XCIII. MATTHEW PRIOR.

1. VANITY OF HUMAN THINGS. The workman here obey the master's call, To gild the turret and to paint the wall; To mark the pavement there with various stone, And on the jasper steps to rear the throne: The spreading cedar that an age had stood, Supreme of trees and mistress of the wood, Cut down and carved my shining roof adorns, And Lebanon his ruined honour mourns. A thousand artists show their cunning power. To raise the wonders of the ivory tower: A thousand maidens ply the purple loom, To weave the bed and deck the regal room. Till Tyre confesses her exhausted store, That on her coast the murex is no more: Till from the Parian isle and Libya's coast, The mountains grieve their hopes of marble lost; And India's woods return their just complaint: Their brood decayed and want of elephant. My full design with vast expense achieved, I came, beheld, admired, reflected, grieved: I chid the folly of my thoughtless haste; For, the work perfected, the joy was past.

To my new courts sad thought did still repair; And round my gilded halls hung hovering care.
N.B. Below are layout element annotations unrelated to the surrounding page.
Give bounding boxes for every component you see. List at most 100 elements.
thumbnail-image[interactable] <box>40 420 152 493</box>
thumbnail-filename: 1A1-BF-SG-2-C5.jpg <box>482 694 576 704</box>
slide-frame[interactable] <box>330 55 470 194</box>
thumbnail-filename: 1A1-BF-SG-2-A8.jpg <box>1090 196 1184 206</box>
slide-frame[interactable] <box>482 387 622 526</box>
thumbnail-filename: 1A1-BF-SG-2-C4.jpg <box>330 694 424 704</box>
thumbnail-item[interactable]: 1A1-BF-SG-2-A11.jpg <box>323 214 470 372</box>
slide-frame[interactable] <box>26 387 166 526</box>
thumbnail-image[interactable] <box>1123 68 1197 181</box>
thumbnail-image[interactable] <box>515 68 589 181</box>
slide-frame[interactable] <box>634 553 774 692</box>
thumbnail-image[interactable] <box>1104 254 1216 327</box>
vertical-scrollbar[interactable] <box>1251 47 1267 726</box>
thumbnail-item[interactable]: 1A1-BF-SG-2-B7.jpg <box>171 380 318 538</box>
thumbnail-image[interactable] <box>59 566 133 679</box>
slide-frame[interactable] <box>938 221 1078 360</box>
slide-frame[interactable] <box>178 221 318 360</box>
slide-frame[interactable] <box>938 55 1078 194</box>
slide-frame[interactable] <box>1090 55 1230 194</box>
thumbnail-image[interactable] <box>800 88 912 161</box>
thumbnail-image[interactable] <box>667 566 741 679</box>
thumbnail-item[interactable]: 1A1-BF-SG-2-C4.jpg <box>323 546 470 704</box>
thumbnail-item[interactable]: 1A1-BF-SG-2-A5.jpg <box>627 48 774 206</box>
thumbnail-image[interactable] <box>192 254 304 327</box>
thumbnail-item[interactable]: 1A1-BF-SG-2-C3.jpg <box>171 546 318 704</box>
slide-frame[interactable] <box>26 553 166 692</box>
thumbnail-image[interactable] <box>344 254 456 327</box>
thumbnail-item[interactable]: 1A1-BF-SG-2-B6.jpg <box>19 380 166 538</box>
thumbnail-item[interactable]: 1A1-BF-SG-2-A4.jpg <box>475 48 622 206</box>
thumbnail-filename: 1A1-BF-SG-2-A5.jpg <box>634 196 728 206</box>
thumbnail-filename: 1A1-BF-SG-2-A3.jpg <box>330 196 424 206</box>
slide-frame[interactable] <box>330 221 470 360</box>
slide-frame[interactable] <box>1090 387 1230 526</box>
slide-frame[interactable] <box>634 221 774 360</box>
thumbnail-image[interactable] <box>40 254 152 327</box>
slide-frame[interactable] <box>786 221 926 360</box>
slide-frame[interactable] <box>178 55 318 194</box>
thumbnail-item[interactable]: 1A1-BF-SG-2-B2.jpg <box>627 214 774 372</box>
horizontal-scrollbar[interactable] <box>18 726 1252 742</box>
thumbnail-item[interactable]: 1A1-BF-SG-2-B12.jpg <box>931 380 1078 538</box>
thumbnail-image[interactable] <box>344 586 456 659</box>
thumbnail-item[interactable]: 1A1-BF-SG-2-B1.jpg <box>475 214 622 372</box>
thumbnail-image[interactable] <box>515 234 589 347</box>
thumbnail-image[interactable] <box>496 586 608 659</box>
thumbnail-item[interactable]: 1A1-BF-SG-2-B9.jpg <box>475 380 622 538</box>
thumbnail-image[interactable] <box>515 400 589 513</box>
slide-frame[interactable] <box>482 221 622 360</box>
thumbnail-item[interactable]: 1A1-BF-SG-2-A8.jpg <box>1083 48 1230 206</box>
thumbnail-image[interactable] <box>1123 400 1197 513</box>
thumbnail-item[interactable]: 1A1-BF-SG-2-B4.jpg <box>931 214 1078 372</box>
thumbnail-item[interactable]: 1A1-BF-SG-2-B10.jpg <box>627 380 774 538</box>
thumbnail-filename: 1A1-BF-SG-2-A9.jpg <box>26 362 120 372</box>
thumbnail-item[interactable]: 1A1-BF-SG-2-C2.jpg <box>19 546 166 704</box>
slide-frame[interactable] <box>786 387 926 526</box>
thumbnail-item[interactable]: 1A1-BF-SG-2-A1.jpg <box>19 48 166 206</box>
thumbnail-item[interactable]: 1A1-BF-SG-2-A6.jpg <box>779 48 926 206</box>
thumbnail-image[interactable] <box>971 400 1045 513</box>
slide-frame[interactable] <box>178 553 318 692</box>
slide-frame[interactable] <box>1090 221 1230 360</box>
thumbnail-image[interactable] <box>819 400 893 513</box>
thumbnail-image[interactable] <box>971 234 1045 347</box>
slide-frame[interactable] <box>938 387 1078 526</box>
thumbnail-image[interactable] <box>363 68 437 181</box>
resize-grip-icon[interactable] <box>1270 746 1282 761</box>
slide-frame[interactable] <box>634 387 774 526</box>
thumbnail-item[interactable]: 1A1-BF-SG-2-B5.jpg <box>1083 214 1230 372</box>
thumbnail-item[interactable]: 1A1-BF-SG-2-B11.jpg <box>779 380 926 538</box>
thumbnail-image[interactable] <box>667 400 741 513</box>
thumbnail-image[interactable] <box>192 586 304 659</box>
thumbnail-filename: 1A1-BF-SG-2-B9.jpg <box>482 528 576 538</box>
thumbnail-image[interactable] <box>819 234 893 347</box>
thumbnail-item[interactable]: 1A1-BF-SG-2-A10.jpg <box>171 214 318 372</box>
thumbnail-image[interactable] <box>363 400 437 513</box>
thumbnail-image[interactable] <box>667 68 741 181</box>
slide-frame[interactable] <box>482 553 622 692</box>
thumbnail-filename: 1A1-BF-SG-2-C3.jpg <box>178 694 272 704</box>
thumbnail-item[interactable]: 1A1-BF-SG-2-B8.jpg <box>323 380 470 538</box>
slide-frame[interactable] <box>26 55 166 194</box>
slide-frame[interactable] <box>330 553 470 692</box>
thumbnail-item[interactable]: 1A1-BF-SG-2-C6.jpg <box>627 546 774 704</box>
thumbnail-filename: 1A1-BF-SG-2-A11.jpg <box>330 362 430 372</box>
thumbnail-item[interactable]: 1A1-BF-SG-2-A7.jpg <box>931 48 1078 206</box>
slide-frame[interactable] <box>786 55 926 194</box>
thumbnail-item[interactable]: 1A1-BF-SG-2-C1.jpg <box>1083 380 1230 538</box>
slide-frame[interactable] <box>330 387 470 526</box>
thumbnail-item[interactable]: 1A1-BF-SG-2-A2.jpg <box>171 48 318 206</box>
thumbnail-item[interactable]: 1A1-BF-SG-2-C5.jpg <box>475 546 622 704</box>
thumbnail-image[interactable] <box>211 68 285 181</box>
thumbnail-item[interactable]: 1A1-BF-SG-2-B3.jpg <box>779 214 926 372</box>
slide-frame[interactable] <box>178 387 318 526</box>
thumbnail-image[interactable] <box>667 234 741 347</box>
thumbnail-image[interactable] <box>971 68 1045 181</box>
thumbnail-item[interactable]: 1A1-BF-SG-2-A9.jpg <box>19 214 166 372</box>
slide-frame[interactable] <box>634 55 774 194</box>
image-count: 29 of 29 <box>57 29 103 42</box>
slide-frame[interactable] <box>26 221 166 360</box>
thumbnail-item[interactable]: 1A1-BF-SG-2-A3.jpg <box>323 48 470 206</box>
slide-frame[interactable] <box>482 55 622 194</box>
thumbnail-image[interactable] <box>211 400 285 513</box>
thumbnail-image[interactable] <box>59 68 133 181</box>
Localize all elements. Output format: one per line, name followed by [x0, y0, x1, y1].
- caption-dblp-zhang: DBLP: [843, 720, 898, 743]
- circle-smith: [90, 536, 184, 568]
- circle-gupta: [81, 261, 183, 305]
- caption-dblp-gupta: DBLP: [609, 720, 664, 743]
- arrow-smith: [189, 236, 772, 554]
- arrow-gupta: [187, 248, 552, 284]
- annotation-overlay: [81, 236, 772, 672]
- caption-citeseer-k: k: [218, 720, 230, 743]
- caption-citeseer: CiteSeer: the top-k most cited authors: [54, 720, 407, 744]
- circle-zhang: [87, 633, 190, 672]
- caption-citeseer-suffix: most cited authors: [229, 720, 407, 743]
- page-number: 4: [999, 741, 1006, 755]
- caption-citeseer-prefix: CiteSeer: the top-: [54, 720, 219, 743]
In vain on silken beds I sought repose,
And restless oft from purple couches rose;
Vexatious thought still found my flying mind
Nor bound to limits nor to place confined:
Haunted my nights and terrified my days:
Stalked through my gardens, and pursued my ways,
Nor shut from artful bower, nor lost in winding maze.
Yet take thy bent, my soul; another sense
Indulge; add music to magnificence:
Essay, if harmony may grief control,
Or power of sound prevail upon the soul.
Often our seers and poets have confessed,
That music's force can tame the furious beast ;
Can make the wolf or foaming boar restrain
His rage the lion drop his crested mane,
Attentive to the song; the lynx forget

His wrath to man and lick the minstrel's feet.
Are we, alas! less savage yet than these?
Else music, sure, may human cares appease.

I spake my purpose: and the cheerful choir
Parted their notes of harmony: the lyre
Softened the timbrel's noise: the trumpet's sound
Provoked the Dorian flute (both sweeter found
When mixed); the fife the viol's notes refined,
And every strength with every grace was joined.
Each morn they waked me with a sprightly lay:
Of opening heaven they sung and gladsome day.
Each evening their repeated skill expressed
Scenes of repose and images of rest;

Yet still in vain: for music gather'd thought:
But how unequal the effects it brought!
The soft ideas of the cheerful note,

Lightly received, were easily forgot :

The solemn violence of the graver sound

Knew to strike deep and leave a lasting wound.
And now reflecting I with grief descry
The sickly lust of the fantastic eye;
How the weak organ is with seeing cloyed,
Flying ere night what it at noon enjoyed.